Enough Muffin Butterin' Let's Talk About Atheists
Link to Atheist Ten Commandments
I am not an Atheist. I have never claimed to be an Atheist. I did find this interesting.
I am certain that this is simply Satan's way of separating us from knowing Jesus...so Tidy should steer clear of it. It may result in thought, which, as we all know, leads us to question what we know and what we believe. It could lead to doubt which starts with "d" (as does damnation).
Anyway, what I find interesting about these Ten Commandments is that they are generally reasonable positions. How can you demonize a human being that follows these ten simple rules? How can you ostracize Atheists?
Anyone want to set the over-under on how many responses start with "Well, the Bible says..."?
Meanwhile...back at the ranch:
Link to: Hi, My name is Pat Robertson and I am an idiot
Whose philosophy is more "Christian"???
18 Comments:
Being african we don't know much about this God dude here in the jungle, but he sounds like a larf.
We do know a lot about buttering our muffins though...
I've been called an atheist my whole life although in truth I am Agnostic, but Christians normally don't recognize the diference...also I can't spell very...um...good. So I am going to a hell which I don't believe exists. Damn.

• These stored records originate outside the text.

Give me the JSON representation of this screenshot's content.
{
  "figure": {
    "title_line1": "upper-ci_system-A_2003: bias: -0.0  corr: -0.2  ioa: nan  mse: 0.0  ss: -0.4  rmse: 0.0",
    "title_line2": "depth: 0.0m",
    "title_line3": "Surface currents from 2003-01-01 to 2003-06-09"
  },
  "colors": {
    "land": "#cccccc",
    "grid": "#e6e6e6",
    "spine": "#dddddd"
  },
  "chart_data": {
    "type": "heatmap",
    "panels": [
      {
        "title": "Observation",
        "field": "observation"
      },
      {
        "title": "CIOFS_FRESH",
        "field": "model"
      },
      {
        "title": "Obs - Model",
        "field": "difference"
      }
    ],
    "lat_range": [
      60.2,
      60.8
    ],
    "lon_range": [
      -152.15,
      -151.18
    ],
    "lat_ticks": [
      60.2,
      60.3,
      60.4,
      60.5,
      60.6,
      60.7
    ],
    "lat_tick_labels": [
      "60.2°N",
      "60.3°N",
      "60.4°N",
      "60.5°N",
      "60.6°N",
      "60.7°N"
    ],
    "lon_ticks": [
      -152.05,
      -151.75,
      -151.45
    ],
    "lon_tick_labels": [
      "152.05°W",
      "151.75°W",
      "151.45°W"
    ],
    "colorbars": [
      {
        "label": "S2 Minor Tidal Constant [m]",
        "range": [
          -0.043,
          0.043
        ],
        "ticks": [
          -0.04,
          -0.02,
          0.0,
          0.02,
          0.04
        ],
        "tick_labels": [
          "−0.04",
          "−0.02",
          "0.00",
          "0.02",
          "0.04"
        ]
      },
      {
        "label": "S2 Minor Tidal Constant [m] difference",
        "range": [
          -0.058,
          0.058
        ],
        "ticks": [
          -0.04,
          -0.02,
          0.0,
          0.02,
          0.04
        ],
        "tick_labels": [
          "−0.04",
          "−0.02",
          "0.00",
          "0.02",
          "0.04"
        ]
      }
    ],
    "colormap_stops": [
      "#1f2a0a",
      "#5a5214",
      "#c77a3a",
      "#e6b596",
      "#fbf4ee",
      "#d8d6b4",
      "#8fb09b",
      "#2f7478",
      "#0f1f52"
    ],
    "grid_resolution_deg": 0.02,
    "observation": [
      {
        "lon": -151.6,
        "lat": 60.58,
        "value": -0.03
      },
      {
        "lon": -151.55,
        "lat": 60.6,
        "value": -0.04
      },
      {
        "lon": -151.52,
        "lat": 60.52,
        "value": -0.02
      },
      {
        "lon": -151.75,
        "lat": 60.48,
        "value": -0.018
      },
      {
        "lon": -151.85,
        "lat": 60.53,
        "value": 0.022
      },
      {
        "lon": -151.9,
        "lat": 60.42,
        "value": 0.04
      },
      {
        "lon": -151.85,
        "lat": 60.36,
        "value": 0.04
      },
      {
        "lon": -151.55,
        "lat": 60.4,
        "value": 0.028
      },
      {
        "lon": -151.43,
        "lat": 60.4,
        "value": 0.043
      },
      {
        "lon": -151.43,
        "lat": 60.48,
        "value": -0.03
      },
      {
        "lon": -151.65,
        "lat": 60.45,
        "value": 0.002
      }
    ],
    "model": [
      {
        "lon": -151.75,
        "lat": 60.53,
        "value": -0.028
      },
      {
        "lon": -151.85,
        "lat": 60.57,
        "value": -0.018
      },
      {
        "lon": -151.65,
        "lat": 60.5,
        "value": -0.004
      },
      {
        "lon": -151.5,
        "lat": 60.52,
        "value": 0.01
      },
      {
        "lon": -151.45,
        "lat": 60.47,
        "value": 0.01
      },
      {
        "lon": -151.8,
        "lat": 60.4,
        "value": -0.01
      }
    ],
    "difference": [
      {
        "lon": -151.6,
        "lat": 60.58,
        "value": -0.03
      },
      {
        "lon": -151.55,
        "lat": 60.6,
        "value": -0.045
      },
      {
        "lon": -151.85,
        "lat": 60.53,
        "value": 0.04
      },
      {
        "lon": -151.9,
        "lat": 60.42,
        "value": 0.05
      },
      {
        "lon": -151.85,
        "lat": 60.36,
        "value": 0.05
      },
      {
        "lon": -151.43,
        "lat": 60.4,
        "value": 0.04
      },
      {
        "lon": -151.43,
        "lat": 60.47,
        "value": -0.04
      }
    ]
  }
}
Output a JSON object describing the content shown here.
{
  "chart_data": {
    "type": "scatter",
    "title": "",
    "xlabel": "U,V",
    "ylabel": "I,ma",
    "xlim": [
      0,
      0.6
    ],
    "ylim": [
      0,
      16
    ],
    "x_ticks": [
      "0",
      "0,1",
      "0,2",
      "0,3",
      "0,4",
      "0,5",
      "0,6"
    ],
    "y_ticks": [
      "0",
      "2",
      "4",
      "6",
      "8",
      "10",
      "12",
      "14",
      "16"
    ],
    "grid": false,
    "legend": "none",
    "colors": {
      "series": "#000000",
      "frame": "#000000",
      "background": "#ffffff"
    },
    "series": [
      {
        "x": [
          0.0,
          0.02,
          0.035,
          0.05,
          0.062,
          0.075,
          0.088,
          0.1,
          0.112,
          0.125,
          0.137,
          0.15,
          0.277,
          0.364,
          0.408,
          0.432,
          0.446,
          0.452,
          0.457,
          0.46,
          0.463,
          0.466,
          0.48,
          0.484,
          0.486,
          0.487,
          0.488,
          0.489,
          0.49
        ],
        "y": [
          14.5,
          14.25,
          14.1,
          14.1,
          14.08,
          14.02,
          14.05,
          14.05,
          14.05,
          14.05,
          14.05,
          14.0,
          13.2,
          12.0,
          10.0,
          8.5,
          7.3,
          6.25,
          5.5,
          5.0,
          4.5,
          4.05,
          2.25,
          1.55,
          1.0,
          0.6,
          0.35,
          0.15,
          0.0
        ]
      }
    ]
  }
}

what the fuck is wrong with this guy that every time something happens he is sure it is becuase god hates someone... when he dies a horrible dramatic death i'm sure it will be because god hates him.... ok ok... it will be because he's an idiot, but that's getting away from my point.
All of his "god talk" is giving me the urge to down a fifth and smoke a doobie for breakfast...
Anyone care to join me for breakfast at NWG's house???
I think the lockness monster's philosophy is more christian.
After reading this post, I now know the amount of people who are afflicted with Downs Syndrome: a million and one - All of Pat Robertson's viewers and, of course, himself.
Thanks for the education, Pinky.
Now, I'm off to see the wizard.
Nowhere Girl,
I'm already on a plane for your place with a bottle of Don Julio in one hand and The Pendulum in the other.
Where the hell have you been, lord?
There are many dimes on this island that need to be stroked. The Pendulum does not function at an elite level by sitting at the computer.
Besides, New Years is my busy season. You should have seen the shit that went down here on New Years Eve. My Zebra thong was torn to bits.
Well, I glad you had a "blast"
I think I can speak for everyone else here...Dongley, I would read your blog if you had one.
I would love to see posts that included photos of various polynesian island groups and shredded thongs.
You are my hero. Interested in a threesome with Drea???
I don't think Drea would enjoy things around here.
Take New Year's for instance. We were getting things out there as usual, when some strippers from the 'big island' walked up. The Shlong's New Years luau is pretty well known. Anyway, I don't know if it was the Don Julio or the prodigious map I showed them but you'll imagine my surprise when those three set off Molokai's first ever snowball fight right there on my porch! It was a scene man. All I could think to say was DAMN then I passed out.
I just don't know where Drea would find a place to jump in. She'd have needed snow pants for sure.
PDD I would be happy to butter your muffin.
Just tell me when!
Jungle Jane, NWG, Femi - I would also be honored to butter your muffins.
Does this count as baking? If it does, I am going to start calling myself a Masterbaker.
he he he
I would cream my pants to see a Dongly Schlongford blog...
Masterbaker.
Hee hee.
*Alright, so I'm a little slow. This is an old post anyway..
MsAmber
Question:
If Pat Robertson came down ill and his kidneys ceased to function, would he spin it:
It's a miracle that he's still alive, and he's managing through all his treatments? or
God is punishing him by making him stay alive with all these illnesses?
Hmmmm.
MsAmber
If that happened, I would hope that one of the other religious leaders would pop up and claim that he was being smited by God for failing to follow his faith.
That would be delicious...but I am not wishing for any terminal illness to befall him. I am simply wishing for him to be struck mute.